The Vedic Caste System: Where do we stand now


By Mandeep Joshi

Being born and brought up in a Brahmin family, I was taught to be a devout follower of the ancient Vedic Society. I was intrigued by how each Varna (Caste) would perform their duties willingly as it was their dharma.

This raised the question, what is a Varna or Caste, and what is the Caste system? How does it work?

A Varna or Caste defines the hereditary roots of a newborn, it shows the colour, type, or class of people. It is divided into four categories: Brahmin, Kshatriya, Vaishya, and Shudra. According to the Vedas; each Varna has a purpose towards their respective societies.

The Brahmin is the seeker of truth and is always in pursuit of knowledge; a Brahmin fulfils the duties of teaching, advisory to the King, etc. The Brahmin male could marry either a Brahmin or a Kshatriya female with her consent. Whereas, a Brahmin female could only marry a Brahmin male; but under certain conditions, she could also marry a Kshatriya male.

Kshatriya is the defender of society. They handled warfare, and the male could marry from any Varna. A female Kshatriya could marry from three Varnas, except for Shudras.

Vaishya is the economic backbone of society. This includes merchants and businessmen. The male can marry either the Kshatriya or Vaishya female or a Shudra female under certain conditions. The female could marry from any Varna except Brahmins.

The Shudras were the labourers, farmers, workers, etc. They were the manpower of society. The male could marry a Shudra or a Vaishya female whereas, the female could marry any Varna except for Brahmins.

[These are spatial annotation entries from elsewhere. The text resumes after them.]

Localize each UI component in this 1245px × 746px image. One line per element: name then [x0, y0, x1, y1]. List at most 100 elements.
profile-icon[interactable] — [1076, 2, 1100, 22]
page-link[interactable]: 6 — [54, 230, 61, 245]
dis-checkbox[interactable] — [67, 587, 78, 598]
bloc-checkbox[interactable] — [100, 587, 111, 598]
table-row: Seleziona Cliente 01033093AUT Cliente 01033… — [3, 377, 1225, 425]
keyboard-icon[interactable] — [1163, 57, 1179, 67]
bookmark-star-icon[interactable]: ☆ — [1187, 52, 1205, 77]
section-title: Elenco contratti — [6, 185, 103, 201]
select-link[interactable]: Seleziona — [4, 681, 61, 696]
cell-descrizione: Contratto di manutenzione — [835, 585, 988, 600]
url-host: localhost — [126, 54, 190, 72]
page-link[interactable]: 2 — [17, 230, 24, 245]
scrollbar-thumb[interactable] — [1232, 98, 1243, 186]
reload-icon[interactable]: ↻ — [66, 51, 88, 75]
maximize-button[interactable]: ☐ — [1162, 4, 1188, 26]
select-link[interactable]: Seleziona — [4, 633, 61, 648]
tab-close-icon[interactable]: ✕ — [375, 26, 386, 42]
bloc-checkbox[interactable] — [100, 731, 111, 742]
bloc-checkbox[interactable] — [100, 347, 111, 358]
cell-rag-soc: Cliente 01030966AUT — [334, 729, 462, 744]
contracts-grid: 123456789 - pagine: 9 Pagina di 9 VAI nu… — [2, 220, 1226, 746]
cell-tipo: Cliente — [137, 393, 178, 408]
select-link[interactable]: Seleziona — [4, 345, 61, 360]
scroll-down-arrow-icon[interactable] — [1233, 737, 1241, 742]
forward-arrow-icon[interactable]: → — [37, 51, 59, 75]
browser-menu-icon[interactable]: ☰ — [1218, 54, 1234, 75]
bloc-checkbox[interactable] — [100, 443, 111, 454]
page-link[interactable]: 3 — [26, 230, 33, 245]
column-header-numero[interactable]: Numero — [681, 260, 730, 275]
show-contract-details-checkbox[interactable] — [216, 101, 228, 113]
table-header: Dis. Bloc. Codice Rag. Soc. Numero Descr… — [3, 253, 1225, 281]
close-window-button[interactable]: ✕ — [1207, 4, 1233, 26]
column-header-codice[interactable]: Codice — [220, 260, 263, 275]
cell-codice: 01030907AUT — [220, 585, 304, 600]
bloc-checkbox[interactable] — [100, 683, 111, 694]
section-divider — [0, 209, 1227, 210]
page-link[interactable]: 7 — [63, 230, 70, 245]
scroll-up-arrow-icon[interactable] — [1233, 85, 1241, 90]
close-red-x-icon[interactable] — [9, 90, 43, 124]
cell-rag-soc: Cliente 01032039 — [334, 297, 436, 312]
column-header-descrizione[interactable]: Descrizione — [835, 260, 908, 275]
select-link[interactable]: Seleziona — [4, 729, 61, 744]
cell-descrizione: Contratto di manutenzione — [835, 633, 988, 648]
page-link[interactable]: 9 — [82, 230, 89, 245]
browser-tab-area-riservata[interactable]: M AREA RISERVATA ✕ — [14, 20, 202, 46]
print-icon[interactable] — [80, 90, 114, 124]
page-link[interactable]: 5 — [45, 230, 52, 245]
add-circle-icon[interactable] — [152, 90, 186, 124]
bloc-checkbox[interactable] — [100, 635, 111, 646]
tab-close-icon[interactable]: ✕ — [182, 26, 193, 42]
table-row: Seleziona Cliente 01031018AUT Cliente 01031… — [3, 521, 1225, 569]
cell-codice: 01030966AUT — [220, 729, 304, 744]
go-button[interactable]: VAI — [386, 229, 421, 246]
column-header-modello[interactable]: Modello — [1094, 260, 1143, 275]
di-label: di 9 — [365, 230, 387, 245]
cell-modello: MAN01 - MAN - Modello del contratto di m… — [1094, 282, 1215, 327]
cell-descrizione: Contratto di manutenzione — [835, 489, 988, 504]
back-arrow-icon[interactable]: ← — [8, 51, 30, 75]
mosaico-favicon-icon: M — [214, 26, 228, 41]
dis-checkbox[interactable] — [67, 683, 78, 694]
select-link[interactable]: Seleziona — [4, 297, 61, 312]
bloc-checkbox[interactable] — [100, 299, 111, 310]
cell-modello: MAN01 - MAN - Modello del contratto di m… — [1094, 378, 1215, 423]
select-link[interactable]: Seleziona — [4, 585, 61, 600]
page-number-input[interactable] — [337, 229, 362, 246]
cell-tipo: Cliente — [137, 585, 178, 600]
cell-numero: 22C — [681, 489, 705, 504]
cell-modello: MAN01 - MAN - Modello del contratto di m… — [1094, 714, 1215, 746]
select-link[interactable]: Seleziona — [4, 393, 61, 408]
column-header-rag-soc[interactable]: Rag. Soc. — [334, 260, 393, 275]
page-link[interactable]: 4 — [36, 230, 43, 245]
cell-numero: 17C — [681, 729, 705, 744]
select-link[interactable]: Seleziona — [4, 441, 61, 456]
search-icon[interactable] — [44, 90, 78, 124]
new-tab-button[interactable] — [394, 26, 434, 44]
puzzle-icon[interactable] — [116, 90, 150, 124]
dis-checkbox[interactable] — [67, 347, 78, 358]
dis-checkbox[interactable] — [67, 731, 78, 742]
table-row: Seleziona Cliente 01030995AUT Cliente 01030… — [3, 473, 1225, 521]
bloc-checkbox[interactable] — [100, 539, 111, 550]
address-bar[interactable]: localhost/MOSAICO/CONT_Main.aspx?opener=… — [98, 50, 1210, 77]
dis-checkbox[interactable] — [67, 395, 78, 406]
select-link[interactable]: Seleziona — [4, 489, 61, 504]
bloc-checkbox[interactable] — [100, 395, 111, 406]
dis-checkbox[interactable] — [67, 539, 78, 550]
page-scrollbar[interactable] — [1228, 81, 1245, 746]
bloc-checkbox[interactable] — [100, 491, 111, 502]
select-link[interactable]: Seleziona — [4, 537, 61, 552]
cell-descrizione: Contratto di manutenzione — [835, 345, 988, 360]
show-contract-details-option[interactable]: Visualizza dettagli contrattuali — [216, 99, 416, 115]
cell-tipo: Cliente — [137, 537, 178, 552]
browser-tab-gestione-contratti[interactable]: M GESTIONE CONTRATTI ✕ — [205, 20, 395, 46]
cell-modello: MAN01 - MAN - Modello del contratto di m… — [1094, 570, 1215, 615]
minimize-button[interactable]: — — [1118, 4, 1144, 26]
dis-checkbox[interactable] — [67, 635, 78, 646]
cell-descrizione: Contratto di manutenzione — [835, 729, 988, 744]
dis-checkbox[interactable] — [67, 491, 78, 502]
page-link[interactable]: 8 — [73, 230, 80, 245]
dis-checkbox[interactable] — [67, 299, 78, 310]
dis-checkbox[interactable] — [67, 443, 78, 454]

But the truth of the Caste System is that each Varna has a specific duty towards society, and each Varna demands a certain level of respect.

During the Vedic period, each Varna performed their duties with utmost humility, and the Shudras were respected as they were financially weak and yet they did their duty with no complaints.

Even if one is born to a certain Caste or Varna, it does not confine one to its Varna.

As children from each Varna would attend the Gurukul, where the Brahmins, being the Gurus, would teach every child the duties of each Varna and would train each child according to his level of skill.

If a Shudra would display the qualities of a Kshatriya or a Brahmin, the child would attain the title of Brahmin or Kshatriya based on his level of skill while graduating from the Gurukul.

The Caste system we know today was the end product of years of pillaging and destruction of ancient buildings like the Somnath Temple, Nalanda University, etc.

With the destruction of past knowledge, dilution of values and practices will likely (or is already) alter(ing) the way the world understands or perceives this ancient system with core principles being used to one's advantage or lost amid our mad rush for power or wealth.